In the dead of night, we all leave the campus on foot. We march down to Market Street and begin to form a single file line directly in the center of the road. It stretches for miles in either direction. We don’t stop until every single student has joined the ranks. We stand there for hours, for days. Cars honk their horns but we don’t move. News broadcasters shove microphones in our faces and ask why we’re doing this, but we say nothing. We stand there until we all collapse. Then we go back to classes like nothing happened.

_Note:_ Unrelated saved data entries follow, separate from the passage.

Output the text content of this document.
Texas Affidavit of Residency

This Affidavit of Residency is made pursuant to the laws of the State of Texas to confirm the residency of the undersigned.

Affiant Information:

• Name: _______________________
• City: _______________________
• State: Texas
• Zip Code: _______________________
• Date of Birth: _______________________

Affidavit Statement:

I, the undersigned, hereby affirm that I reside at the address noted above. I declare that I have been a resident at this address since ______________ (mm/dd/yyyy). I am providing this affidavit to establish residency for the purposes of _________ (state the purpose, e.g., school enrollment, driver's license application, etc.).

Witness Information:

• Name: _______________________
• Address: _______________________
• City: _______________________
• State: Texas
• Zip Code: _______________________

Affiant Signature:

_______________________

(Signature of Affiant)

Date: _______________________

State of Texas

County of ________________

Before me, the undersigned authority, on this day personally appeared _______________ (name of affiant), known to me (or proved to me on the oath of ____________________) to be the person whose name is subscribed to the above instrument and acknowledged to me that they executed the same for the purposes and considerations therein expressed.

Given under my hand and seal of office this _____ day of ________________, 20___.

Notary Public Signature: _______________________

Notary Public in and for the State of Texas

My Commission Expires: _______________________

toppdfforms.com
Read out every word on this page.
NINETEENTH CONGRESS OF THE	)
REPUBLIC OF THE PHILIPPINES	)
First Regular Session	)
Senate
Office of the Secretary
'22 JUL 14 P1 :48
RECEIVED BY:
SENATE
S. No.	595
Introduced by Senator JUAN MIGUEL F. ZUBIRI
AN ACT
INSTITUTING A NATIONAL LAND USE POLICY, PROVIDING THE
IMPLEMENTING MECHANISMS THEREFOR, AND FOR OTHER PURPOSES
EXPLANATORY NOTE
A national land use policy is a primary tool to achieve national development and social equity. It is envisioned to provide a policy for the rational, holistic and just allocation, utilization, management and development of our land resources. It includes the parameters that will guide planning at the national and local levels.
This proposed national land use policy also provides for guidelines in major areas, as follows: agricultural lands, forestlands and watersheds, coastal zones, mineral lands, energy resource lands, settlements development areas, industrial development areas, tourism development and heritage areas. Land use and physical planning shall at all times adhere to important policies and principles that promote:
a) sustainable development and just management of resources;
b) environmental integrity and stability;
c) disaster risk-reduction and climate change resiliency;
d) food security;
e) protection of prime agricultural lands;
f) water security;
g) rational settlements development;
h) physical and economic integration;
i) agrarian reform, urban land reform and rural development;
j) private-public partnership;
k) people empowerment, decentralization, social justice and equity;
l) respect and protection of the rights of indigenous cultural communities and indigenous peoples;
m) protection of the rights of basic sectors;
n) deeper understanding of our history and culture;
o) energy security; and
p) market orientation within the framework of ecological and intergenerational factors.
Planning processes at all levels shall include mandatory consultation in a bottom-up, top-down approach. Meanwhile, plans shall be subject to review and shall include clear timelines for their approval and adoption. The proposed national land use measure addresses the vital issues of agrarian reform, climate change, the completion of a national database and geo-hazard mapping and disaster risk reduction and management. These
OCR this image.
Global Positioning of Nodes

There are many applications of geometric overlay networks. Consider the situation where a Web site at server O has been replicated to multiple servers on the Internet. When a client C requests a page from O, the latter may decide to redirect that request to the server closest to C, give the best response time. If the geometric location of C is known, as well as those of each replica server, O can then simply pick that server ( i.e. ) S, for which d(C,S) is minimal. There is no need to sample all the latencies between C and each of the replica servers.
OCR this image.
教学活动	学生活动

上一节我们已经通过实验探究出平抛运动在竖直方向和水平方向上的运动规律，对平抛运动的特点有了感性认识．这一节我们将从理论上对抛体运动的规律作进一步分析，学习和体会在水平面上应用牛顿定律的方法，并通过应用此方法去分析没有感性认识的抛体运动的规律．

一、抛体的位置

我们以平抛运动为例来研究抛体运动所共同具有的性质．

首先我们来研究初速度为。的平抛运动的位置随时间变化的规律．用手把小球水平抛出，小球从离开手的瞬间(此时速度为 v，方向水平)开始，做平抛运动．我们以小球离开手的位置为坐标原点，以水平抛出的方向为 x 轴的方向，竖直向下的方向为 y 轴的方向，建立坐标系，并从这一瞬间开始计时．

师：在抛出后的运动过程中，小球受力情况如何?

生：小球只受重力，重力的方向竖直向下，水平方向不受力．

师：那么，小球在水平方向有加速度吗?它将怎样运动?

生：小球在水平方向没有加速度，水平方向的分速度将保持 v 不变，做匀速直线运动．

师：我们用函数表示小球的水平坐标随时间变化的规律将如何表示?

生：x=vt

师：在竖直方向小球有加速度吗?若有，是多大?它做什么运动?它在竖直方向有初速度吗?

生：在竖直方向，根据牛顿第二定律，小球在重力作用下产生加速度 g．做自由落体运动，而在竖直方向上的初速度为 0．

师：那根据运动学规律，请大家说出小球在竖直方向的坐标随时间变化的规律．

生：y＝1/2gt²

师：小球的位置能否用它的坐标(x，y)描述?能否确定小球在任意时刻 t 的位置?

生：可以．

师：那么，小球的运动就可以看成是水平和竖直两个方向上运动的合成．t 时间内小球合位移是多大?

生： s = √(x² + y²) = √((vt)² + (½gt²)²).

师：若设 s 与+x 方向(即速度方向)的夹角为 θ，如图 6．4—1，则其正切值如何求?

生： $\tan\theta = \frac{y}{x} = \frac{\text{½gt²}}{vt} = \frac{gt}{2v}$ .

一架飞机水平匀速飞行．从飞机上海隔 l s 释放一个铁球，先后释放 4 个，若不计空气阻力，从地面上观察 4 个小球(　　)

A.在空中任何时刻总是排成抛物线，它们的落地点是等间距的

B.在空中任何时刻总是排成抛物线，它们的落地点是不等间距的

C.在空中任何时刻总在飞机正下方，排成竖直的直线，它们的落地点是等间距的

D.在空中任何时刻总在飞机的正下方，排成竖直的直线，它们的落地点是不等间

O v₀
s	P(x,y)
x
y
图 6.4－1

If ever questioned about it, we briefly stare off into the distance as if haunted by memories of a far-off war only to say “I have no idea what you’re talking about.”
We put a bunch of mini trampolines all across campus so we bounce whenever we please.
We all start training immediately to break the Guinness World Record for number of rubik's cubes solved on a skateboard (500). We have to succeed otherwise we admit some British kid is better than us.
Every student comes to a Squirrel meeting and we personally vote on whether you get expelled or if we’re just kinda sick of you.
We host a campus wide game of hide & seek and whoever wins gets to keep the Benny suit—if they ever show up, they might stay hidden forever. For all we know they actually fled to Europe.
I’m sure if we really committed to some of these we could improve the quality of life around here. I just need something man, I’m going crazy. Have you seen the ‘air quality research’ tupperware containers on poles in the dining hall? I think those are placebos to convince us they’re not poisoning the air supply—which they definitely are doing. Maybe before we even get a chance to do anything to make this semester better we’ll all collapse and die because of the infected air. We could leave behind a bunch of true crime youtubers who talk about us while they do their makeup and make insensitive jokes. Honestly, it can’t be worse than what’s already going on.